Dengan adanya putusan
Mahkamah Konstitusi, yang menyatakan bahwa DPR tidak perlu lagi
melakukan fit and proper test, DPR cukup menentukan menerima atau
menolak calon yang bersangkutan, telah mengurangi nuansa politisasi
penerimaan calon hakim agung. Sayang sekali mekanisme penolakan belum ada
aturannya sehingga terkesan DPR mengada-ada. Aturan inilah yang harus segera
diadakan oleh DPR.
Tak ada mekanisme sempurna
Dari sejarah mekanisme
perekrutan hakim agung yang terlihat dari uraian di atas, ternyata tidak ada
satu pun mekanisme yang dapat menjamin hakim agung yang benar-benar andal dan
mekanisme yang memuaskan.
Sistem pertama hakim
agung diusulkan oleh Mahkamah Agung kepada presiden. Walaupun hasilnya cukup
bagus dari segi kualitas hakim agung, kelemahannya terletak pada
mekanismenya, yaitu hanya hakim yang dikenal oleh pimpinan MA yang dapat
dijaring. Sistem yang kedua, hakim agung diusulkan oleh MA kepada DPR,
nuansa politiknya sangat tinggi. Kepentingan parpol kadang-kadang sangat
menonjol.
Sistem yang ketiga,
sama dengan sistem yang kedua, nuansa politisnya lebih menonjol.
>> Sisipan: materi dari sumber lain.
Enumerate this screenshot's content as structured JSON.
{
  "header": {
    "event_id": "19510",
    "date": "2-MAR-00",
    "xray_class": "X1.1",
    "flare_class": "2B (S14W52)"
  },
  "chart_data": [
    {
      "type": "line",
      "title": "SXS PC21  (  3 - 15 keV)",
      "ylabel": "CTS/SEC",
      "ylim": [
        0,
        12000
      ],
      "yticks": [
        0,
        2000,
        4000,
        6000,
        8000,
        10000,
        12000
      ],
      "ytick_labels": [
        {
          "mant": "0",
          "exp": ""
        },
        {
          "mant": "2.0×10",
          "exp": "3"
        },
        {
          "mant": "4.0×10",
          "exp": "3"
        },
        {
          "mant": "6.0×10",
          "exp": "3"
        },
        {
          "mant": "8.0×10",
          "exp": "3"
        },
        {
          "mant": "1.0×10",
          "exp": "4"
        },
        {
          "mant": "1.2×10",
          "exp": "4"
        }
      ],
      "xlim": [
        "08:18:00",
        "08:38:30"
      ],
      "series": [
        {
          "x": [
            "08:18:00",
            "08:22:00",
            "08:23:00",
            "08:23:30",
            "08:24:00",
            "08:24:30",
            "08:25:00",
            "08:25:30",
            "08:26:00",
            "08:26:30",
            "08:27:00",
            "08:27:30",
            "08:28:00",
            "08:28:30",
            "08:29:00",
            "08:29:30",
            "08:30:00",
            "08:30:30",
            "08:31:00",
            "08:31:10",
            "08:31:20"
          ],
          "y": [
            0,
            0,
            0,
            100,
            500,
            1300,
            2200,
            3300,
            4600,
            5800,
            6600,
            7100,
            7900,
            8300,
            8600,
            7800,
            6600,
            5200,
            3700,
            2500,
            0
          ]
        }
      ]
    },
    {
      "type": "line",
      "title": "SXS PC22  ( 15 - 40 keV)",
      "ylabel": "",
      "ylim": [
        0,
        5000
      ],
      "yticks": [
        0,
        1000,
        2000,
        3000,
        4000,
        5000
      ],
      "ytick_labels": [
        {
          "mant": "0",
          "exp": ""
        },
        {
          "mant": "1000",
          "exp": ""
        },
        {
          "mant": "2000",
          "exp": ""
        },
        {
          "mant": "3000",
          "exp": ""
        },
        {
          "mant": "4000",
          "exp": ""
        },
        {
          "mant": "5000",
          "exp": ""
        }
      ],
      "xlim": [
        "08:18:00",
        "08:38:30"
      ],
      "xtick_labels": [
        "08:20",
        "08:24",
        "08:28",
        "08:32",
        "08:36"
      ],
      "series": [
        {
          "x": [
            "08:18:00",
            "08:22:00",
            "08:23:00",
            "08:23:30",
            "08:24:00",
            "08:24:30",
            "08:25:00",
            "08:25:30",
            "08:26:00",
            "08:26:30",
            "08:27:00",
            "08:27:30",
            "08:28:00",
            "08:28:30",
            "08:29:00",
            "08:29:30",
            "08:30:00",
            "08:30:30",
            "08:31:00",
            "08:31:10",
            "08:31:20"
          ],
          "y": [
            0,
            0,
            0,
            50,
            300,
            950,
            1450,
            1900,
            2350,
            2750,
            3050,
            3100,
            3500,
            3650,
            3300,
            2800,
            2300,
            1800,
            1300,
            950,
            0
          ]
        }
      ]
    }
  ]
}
Pendekatan politis lebih berperan daripada kemampuan individual.
Sistem yang keempat,
yaitu Komisi Yudisial mengusulkan kepada DPR dan DPR meneruskan kepada
presiden, apabila calon tidak ditolak DPR, akan memberikan kekuasaan lebih
besar kepada Komisi Yudisial sehingga memerlukan lagi pengawasan terhadap
Komisi Yudisial. Bagaimana hasilnya, sejarah yang akan berbicara.
Sistem yang belum
pernah dicoba adalah yang menentukan calon yang akan diusulkan kepada
DPR adalah Komisi Yudisial bersama Mahkamah Agung. Komisi Yudisial akan fokus
pada integritas hakim, sedangkan Mahkamah Agung akan menilai dari kualitas
profesionalisme hakim. Tentu mekanisme ini memerlukan perubahan
undang-undang.
Kekhawatiran ke depan
Tersendatnya proses
perekrutan hakim agung, baik karena Komisi Yudisial yang sangat ”pelit”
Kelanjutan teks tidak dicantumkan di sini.